= Fox Henderson =

American businessman

Fox Henderson Sr. (1853–1918) was a businessman and banking entrepreneur from Troy, Alabama.

==Early life==
Fox Henderson was born in Henderson, Alabama in 1853, the oldest son of Jeremiah Augustus "Gus" Henderson and Mildred Elizabeth Henderson (née Hill). The Henderson family moved to Troy, Alabama in 1869, where Jeremiah Henderson started a successful farm mercantile business, joined by his sons Fox and Jere Clemens ("Clem").

==Business endeavors==
In 1881, at the young age of 28, Henderson and his brother Jere purchased the Pike County Bank, and changed the name to the Farmers and Merchants (F&M) Bank. For the next 18 years, as the only bank in the area, the bank's assets grew immensely. In 1903, the bank received a national charter and the name was changed again to Farmers and Merchants National Bank. Henderson was president of the bank from its inception until his death.

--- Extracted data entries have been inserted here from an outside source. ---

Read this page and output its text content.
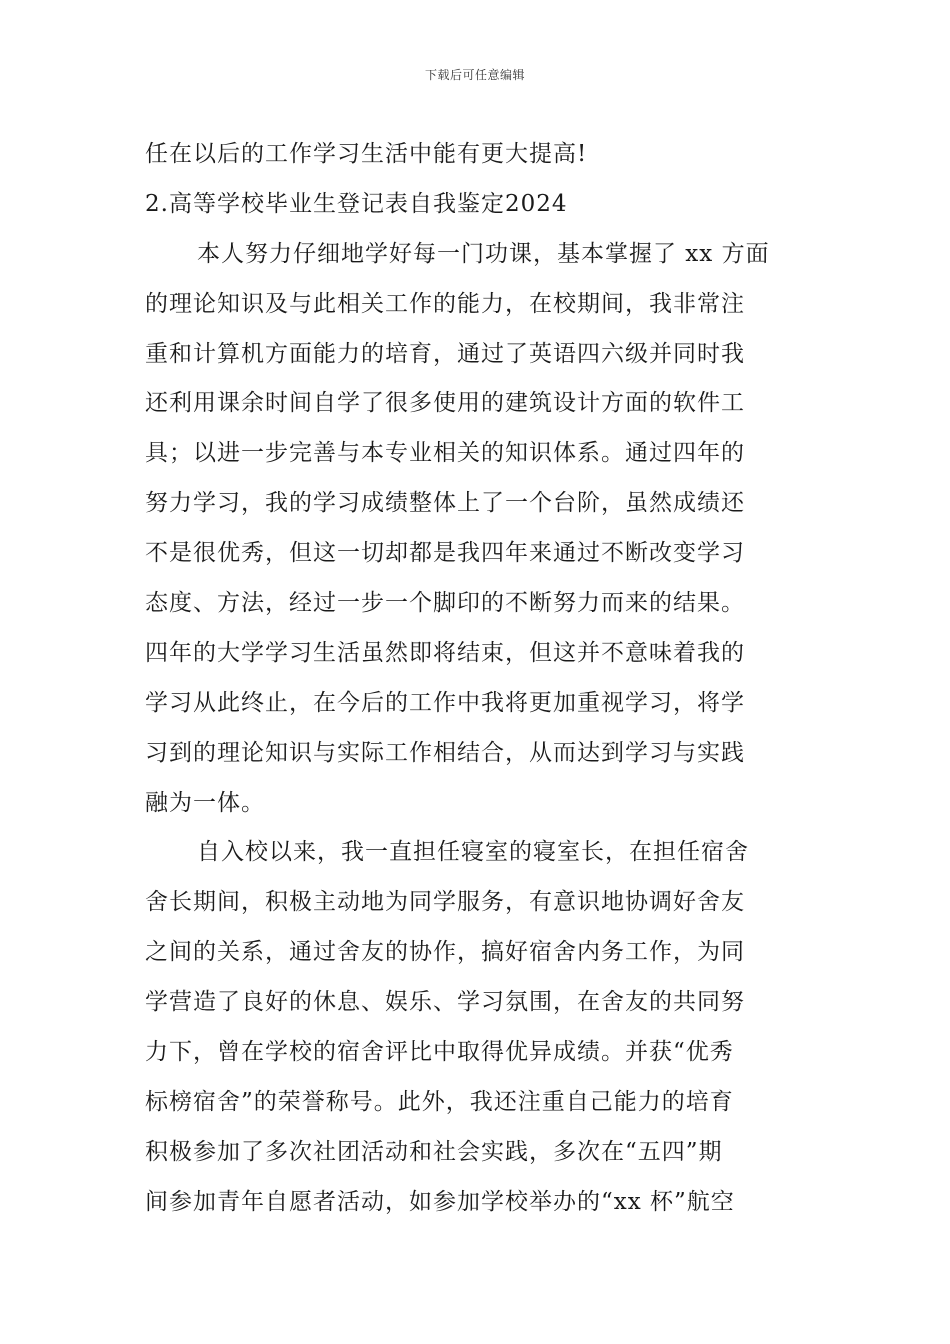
下载后可任意编辑
任在以后的工作学习生活中能有更大提高!
2.高等学校毕业生登记表自我鉴定2024
本人努力仔细地学好每一门功课，基本掌握了 xx 方面
的理论知识及与此相关工作的能力，在校期间，我非常注
重和计算机方面能力的培育，通过了英语四六级并同时我
还利用课余时间自学了很多使用的建筑设计方面的软件工
具；以进一步完善与本专业相关的知识体系。通过四年的
努力学习，我的学习成绩整体上了一个台阶，虽然成绩还
不是很优秀，但这一切却都是我四年来通过不断改变学习
态度、方法，经过一步一个脚印的不断努力而来的结果。
四年的大学学习生活虽然即将结束，但这并不意味着我的
学习从此终止，在今后的工作中我将更加重视学习，将学
习到的理论知识与实际工作相结合，从而达到学习与实践
融为一体。
自入校以来，我一直担任寝室的寝室长，在担任宿舍
舍长期间，积极主动地为同学服务，有意识地协调好舍友
之间的关系，通过舍友的协作，搞好宿舍内务工作，为同
学营造了良好的休息、娱乐、学习氛围，在舍友的共同努
力下，曾在学校的宿舍评比中取得优异成绩。并获“优秀
标榜宿舍”的荣誉称号。此外，我还注重自己能力的培育
积极参加了多次社团活动和社会实践，多次在“五四”期
间参加青年自愿者活动，如参加学校举办的“xx 杯”航空
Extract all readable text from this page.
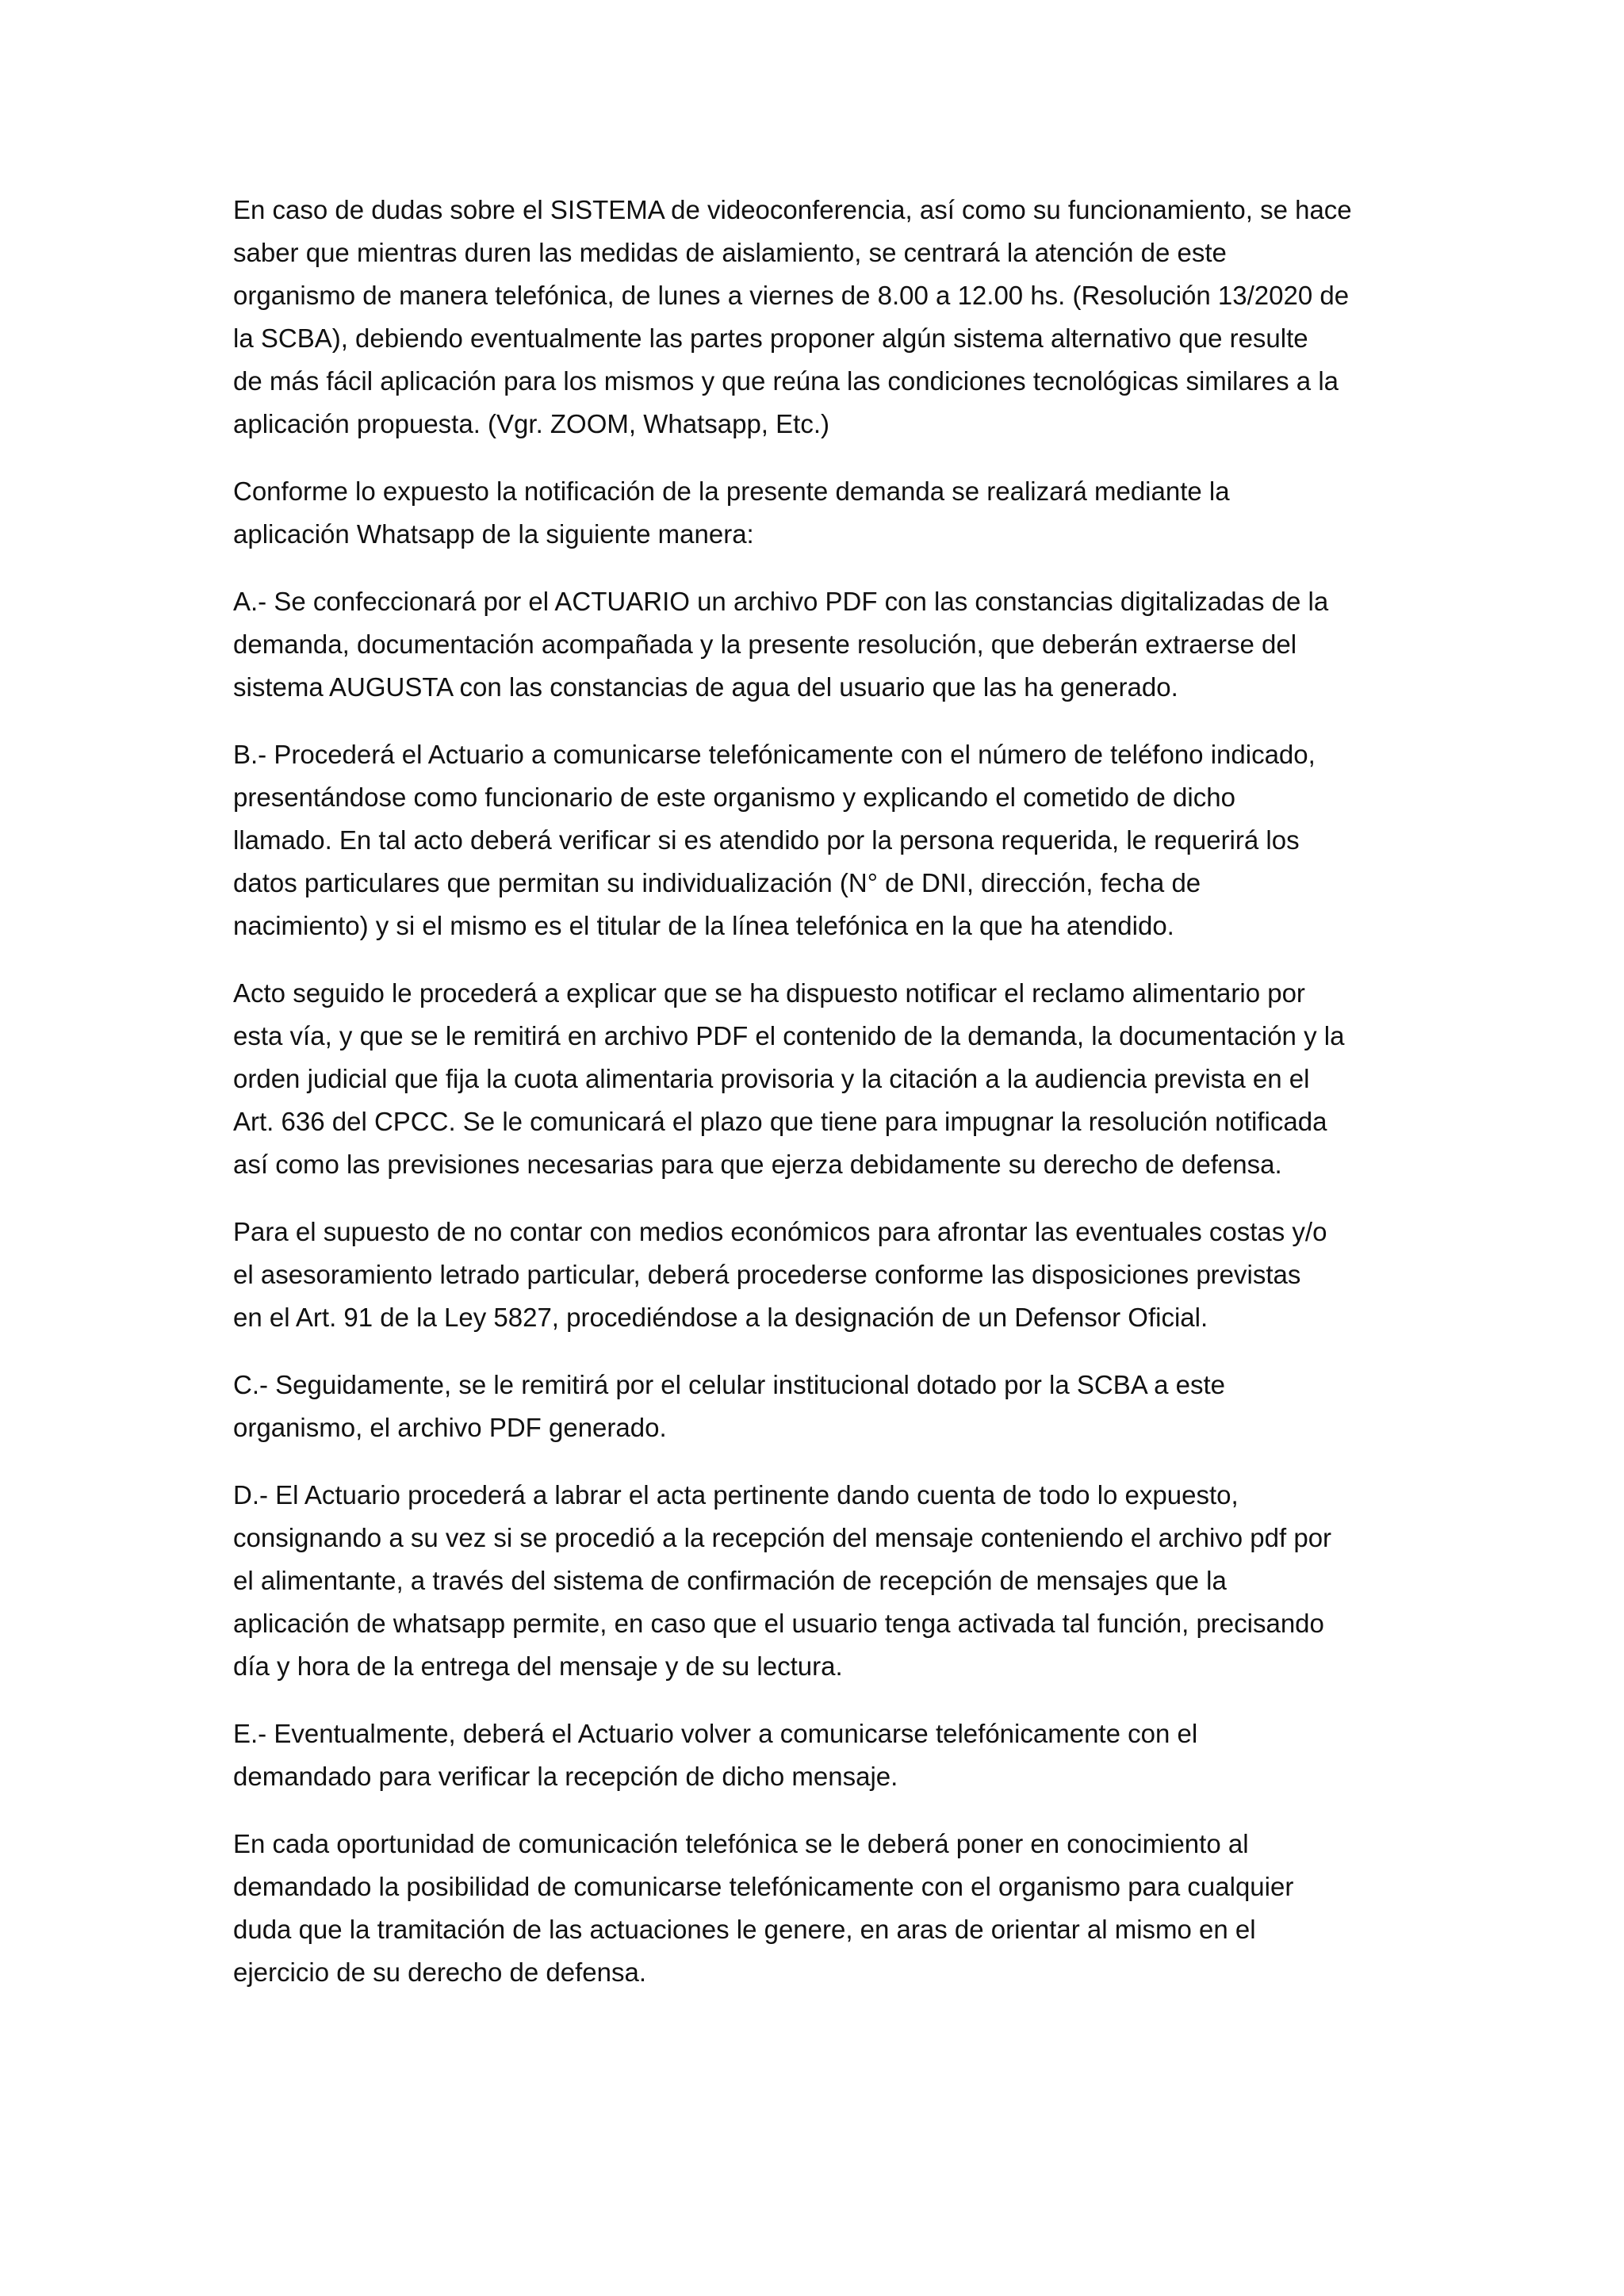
En caso de dudas sobre el SISTEMA de videoconferencia, así como su funcionamiento, se hace
saber que mientras duren las medidas de aislamiento, se centrará la atención de este
organismo de manera telefónica, de lunes a viernes de 8.00 a 12.00 hs. (Resolución 13/2020 de
la SCBA), debiendo eventualmente las partes proponer algún sistema alternativo que resulte
de más fácil aplicación para los mismos y que reúna las condiciones tecnológicas similares a la
aplicación propuesta. (Vgr. ZOOM, Whatsapp, Etc.)

Conforme lo expuesto la notificación de la presente demanda se realizará mediante la
aplicación Whatsapp de la siguiente manera:

A.- Se confeccionará por el ACTUARIO un archivo PDF con las constancias digitalizadas de la
demanda, documentación acompañada y la presente resolución, que deberán extraerse del
sistema AUGUSTA con las constancias de agua del usuario que las ha generado.

B.- Procederá el Actuario a comunicarse telefónicamente con el número de teléfono indicado,
presentándose como funcionario de este organismo y explicando el cometido de dicho
llamado. En tal acto deberá verificar si es atendido por la persona requerida, le requerirá los
datos particulares que permitan su individualización (N° de DNI, dirección, fecha de
nacimiento) y si el mismo es el titular de la línea telefónica en la que ha atendido.

Acto seguido le procederá a explicar que se ha dispuesto notificar el reclamo alimentario por
esta vía, y que se le remitirá en archivo PDF el contenido de la demanda, la documentación y la
orden judicial que fija la cuota alimentaria provisoria y la citación a la audiencia prevista en el
Art. 636 del CPCC. Se le comunicará el plazo que tiene para impugnar la resolución notificada
así como las previsiones necesarias para que ejerza debidamente su derecho de defensa.

Para el supuesto de no contar con medios económicos para afrontar las eventuales costas y/o
el asesoramiento letrado particular, deberá procederse conforme las disposiciones previstas
en el Art. 91 de la Ley 5827, procediéndose a la designación de un Defensor Oficial.

C.- Seguidamente, se le remitirá por el celular institucional dotado por la SCBA a este
organismo, el archivo PDF generado.

D.- El Actuario procederá a labrar el acta pertinente dando cuenta de todo lo expuesto,
consignando a su vez si se procedió a la recepción del mensaje conteniendo el archivo pdf por
el alimentante, a través del sistema de confirmación de recepción de mensajes que la
aplicación de whatsapp permite, en caso que el usuario tenga activada tal función, precisando
día y hora de la entrega del mensaje y de su lectura.

E.- Eventualmente, deberá el Actuario volver a comunicarse telefónicamente con el
demandado para verificar la recepción de dicho mensaje.

En cada oportunidad de comunicación telefónica se le deberá poner en conocimiento al
demandado la posibilidad de comunicarse telefónicamente con el organismo para cualquier
duda que la tramitación de las actuaciones le genere, en aras de orientar al mismo en el
ejercicio de su derecho de defensa.
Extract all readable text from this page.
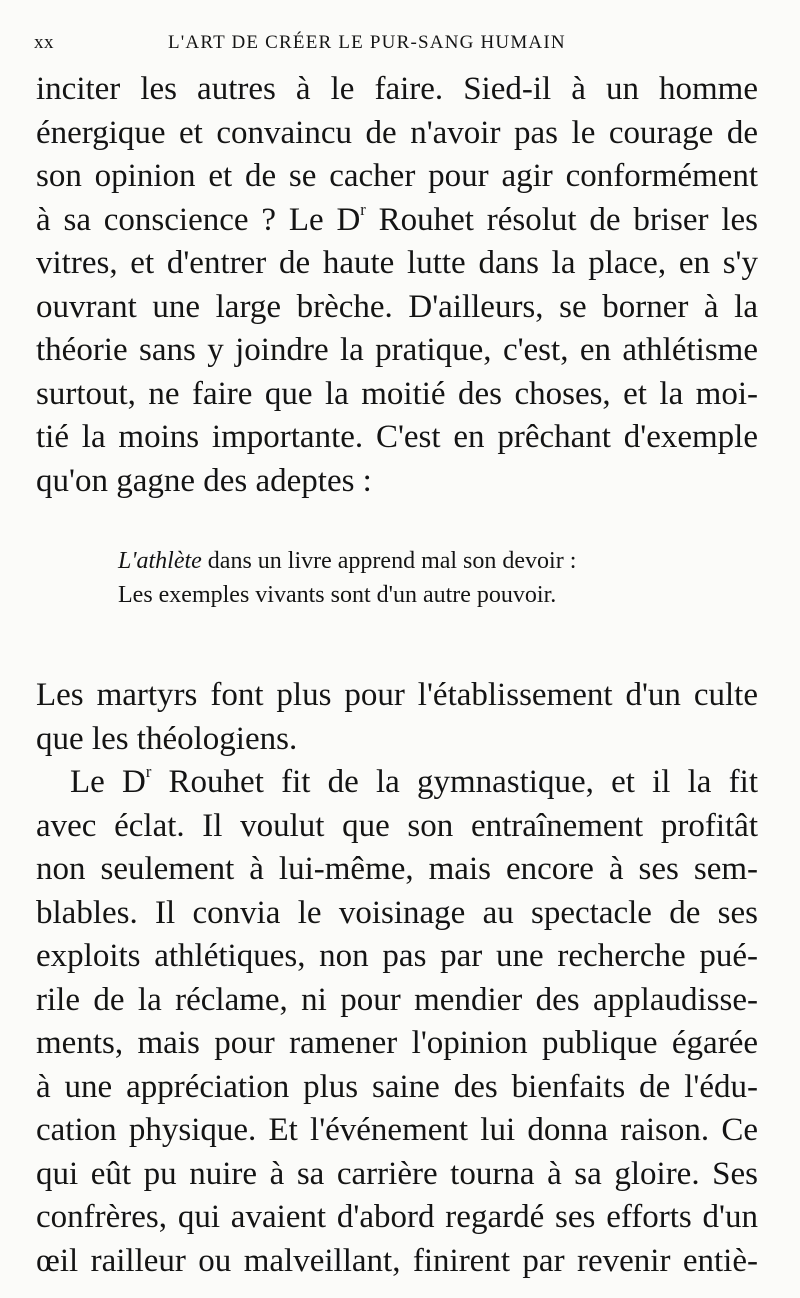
xx	L'ART DE CRÉER LE PUR-SANG HUMAIN
inciter les autres à le faire. Sied-il à un homme
énergique et convaincu de n'avoir pas le courage de
son opinion et de se cacher pour agir conformément
à sa conscience ? Le $D^r$ Rouhet résolut de briser les
vitres, et d'entrer de haute lutte dans la place, en s'y
ouvrant une large brèche. D'ailleurs, se borner à la
théorie sans y joindre la pratique, c'est, en athlétisme
surtout, ne faire que la moitié des choses, et la moi-
tié la moins importante. C'est en prêchant d'exemple
qu'on gagne des adeptes :
L'athlète dans un livre apprend mal son devoir :
Les exemples vivants sont d'un autre pouvoir.
Les martyrs font plus pour l'établissement d'un culte
que les théologiens.
Le $D^r$ Rouhet fit de la gymnastique, et il la fit
avec éclat. Il voulut que son entraînement profitât
non seulement à lui-même, mais encore à ses sem-
blables. Il convia le voisinage au spectacle de ses
exploits athlétiques, non pas par une recherche pué-
rile de la réclame, ni pour mendier des applaudisse-
ments, mais pour ramener l'opinion publique égarée
à une appréciation plus saine des bienfaits de l'édu-
cation physique. Et l'événement lui donna raison. Ce
qui eût pu nuire à sa carrière tourna à sa gloire. Ses
confrères, qui avaient d'abord regardé ses efforts d'un
œil railleur ou malveillant, finirent par revenir entiè-
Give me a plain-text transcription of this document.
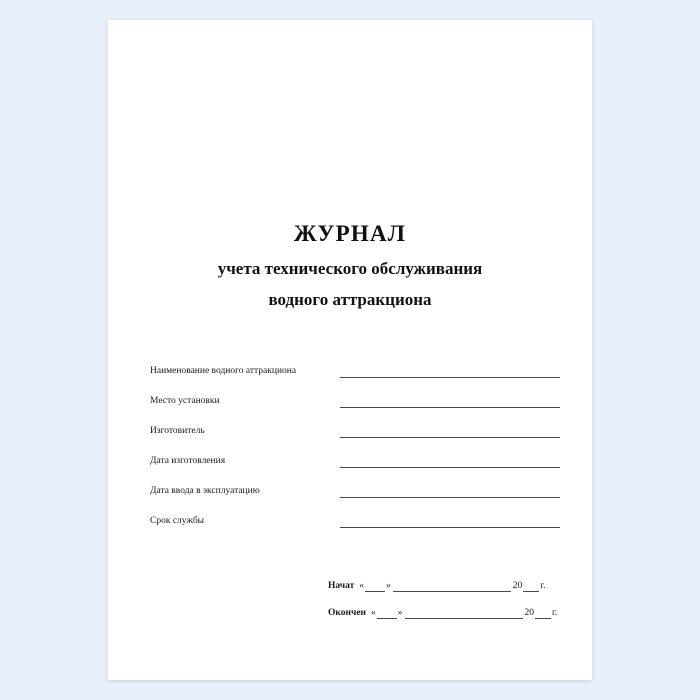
ЖУРНАЛ
учета технического обслуживания
водного аттракциона
Наименование водного аттракциона
Место установки
Изготовитель
Дата изготовления
Дата ввода в эксплуатацию
Срок службы
Начат « »	20 г.
Окончен « »	20 г.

In 1880, Henderson became a partner in Minchenor, Henderson & Company, a business that made handles, spokes, and picker sticks. He also co-founded the Troy Fertilizer Company in 1883 with a couple of partners – Alexander St. Claire Tennille and Oliver C. Wiley. This venture became so successful that Fox bought out his partners in 1902 and merged the fertilizer company with his other venture, the Standard Chemical Company. The newly created Standard Chemical and Oil Company, Inc. was the largest plant of its kind in southern Alabama. In 1887, the new Alabama Midland Railroad came to Troy – Henderson and his partners formed the Alabama Terminal Improvement Company, a business to build and equip the new railroad. In 1890, Henderson and his brother Charles opened the Henderson Knitting Mills, a textile manufacturing enterprise, which was shut down soon after it opened. Henderson was also a cotton merchant and organizer of the unsuccessful Troy Shoe Manufactory.

==Turn of the century==
By 1900, Fox Henderson was one of the largest land owners in and around Troy. He established the Arcadia Dairy on his 6000 acre of land, which imported Jersey cows to supply the city of Troy with fresh milk.

In 1911, Henderson formed a holding company (Fox Henderson & Sons) with his sons as partners.

==Offices==
In 1911, Fox Henderson Sr. held the following offices:
- President, First National Bank of Dozier
- President, Bank of Luverne
- President, Farmers and Merchants National Bank of Troy
- President, Henderson National Bank of Huntsville
- President, First National Bank of Brantley
- President, Standard Chemical Company of Troy
- Vice-president, First National Bank of Andalusia
- Vice-president, First National Bank of Brundidge
- Vice-president, Henderson Lumber Company of Sanford
- Vice-president, Planters Trading Company of Elba
- Partner, Henderson-Hill of Brantley
- Partner, Cody-Henderson of Luverne
- Partner, Henderson-Black Company of Troy

Henderson was posthumously inducted into the Alabama Business Hall of Fame.

==Family life==
As a young man, Henderson married Sallie Wilkerson. The couple had three sons – Fox Henderson Jr., Fred and Jake, and one daughter, Gussie Henderson Jones.

He donated land for the Pike County Fair and the Pike Masonic Hospital, the first hospital in Troy, now named Beard Memorial Hospital. He also built the courthouse in Troy with his business partner Joe Minchener. Though he never apparently expressed any interest in running for political office, he was the chief contributor to his brother Charles Henderson’s successful campaign for governor of Alabama in 1914.

Henderson died in 1918 at the age of 65. He is buried in Oakwood Cemetery in Troy next to his wife, Sallie.